Secure the Accident Scene
By securing the accident scene we mean preserving the scene as it happened and securing any information that may be of value to a report of the incident.
This means leaving the vehicles as they were at the moment of the crash so that no evidence that could help subsequent investigations is interfered with. This is especially important if the accident caused injuries or was part of a criminal investigation.
Any relevant information from the accident scene must also be collected. This includes the full names, ID numbers and addresses of anyone involved in the accident as well as witnesses.

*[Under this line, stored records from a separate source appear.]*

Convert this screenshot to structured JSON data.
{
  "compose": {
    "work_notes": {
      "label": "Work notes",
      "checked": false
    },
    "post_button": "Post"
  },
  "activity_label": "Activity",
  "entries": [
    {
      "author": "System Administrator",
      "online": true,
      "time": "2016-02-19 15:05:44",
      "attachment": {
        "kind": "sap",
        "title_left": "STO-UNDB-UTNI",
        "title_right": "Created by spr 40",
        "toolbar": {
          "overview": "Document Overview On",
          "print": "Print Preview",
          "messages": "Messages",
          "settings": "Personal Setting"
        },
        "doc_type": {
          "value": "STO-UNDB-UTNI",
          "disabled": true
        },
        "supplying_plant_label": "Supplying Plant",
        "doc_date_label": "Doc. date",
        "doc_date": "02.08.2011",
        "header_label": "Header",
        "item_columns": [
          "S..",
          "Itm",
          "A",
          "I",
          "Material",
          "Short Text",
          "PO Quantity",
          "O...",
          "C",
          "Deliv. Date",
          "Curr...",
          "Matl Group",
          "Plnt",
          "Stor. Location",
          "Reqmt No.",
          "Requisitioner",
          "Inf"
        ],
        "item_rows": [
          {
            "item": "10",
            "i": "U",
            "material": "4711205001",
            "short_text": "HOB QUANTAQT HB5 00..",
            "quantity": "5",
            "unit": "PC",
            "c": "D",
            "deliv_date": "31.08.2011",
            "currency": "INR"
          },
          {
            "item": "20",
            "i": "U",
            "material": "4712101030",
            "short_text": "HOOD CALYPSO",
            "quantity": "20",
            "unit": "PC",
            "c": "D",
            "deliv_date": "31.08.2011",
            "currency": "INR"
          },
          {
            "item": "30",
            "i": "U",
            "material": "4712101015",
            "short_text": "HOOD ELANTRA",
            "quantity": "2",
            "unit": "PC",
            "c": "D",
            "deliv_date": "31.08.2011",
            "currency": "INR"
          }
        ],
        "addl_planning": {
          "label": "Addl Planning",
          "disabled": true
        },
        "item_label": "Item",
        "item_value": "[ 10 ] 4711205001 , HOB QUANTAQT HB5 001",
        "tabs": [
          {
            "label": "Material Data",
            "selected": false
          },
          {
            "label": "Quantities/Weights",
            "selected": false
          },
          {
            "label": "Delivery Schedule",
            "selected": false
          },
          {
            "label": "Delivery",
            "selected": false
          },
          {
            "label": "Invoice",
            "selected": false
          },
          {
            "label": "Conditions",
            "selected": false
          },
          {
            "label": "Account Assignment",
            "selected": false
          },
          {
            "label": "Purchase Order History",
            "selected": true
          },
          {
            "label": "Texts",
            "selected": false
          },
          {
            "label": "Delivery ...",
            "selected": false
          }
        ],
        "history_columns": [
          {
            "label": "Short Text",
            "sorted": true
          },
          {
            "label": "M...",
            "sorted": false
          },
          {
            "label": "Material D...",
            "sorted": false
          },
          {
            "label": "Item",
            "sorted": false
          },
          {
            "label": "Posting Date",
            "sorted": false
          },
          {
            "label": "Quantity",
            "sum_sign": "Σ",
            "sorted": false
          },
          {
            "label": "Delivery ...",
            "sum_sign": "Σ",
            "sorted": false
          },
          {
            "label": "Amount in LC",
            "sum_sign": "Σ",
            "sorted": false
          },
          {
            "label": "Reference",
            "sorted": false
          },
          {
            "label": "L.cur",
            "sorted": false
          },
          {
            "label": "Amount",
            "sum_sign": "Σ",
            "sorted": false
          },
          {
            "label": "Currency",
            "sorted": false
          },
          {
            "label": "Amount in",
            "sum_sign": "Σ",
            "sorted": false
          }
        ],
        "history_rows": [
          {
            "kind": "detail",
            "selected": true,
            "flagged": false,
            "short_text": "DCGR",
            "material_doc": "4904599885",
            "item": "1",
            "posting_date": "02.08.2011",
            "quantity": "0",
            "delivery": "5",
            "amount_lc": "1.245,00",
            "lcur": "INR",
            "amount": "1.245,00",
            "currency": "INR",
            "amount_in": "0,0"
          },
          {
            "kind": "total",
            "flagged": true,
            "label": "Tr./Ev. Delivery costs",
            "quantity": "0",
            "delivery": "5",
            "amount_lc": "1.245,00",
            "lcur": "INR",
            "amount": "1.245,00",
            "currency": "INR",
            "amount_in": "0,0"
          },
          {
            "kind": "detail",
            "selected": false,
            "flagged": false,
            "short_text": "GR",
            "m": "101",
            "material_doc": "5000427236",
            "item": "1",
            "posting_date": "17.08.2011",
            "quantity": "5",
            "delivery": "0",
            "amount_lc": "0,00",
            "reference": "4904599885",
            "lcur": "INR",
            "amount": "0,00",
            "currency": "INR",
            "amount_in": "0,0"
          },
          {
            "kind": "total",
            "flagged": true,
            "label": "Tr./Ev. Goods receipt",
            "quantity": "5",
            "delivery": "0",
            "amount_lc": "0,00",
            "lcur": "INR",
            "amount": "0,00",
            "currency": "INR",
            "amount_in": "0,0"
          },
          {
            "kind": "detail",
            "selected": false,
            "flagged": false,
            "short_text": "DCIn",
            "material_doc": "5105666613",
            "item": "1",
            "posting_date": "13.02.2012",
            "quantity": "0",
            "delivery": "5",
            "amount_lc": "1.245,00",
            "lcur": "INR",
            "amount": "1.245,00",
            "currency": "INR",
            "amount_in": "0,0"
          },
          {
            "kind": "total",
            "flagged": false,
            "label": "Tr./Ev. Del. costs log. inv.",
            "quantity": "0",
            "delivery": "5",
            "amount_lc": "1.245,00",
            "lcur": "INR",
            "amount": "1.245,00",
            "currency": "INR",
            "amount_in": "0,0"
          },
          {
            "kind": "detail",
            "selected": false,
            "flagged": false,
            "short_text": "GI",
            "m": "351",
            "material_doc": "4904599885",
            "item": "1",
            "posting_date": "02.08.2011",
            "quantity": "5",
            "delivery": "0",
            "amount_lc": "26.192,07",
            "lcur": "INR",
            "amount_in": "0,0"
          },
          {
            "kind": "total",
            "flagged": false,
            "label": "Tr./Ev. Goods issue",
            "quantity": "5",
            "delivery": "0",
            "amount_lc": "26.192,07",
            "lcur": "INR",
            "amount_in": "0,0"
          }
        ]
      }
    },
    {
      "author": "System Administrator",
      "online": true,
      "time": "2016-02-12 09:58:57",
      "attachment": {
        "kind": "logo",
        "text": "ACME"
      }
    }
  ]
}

Equally important are the registration numbers of all vehicles involved. You should also be careful to note down the details of police officers at the accident scene; even those of the paramedics who came and the tow truck operators.
Report the Accident
The accident must be reported to the police within 24 hours of its occurrence, according to the Traffic Act. As you report you should give your personal details, car registration and driving license to the police officer at either the accident scene or police station.
If no one in the accident scene has been injured, a policeman does not need to be called there, but still the incident must be reported. After reporting the incident the concerned officer will fill out a form which will be filed at the Department of Transport and Public Works.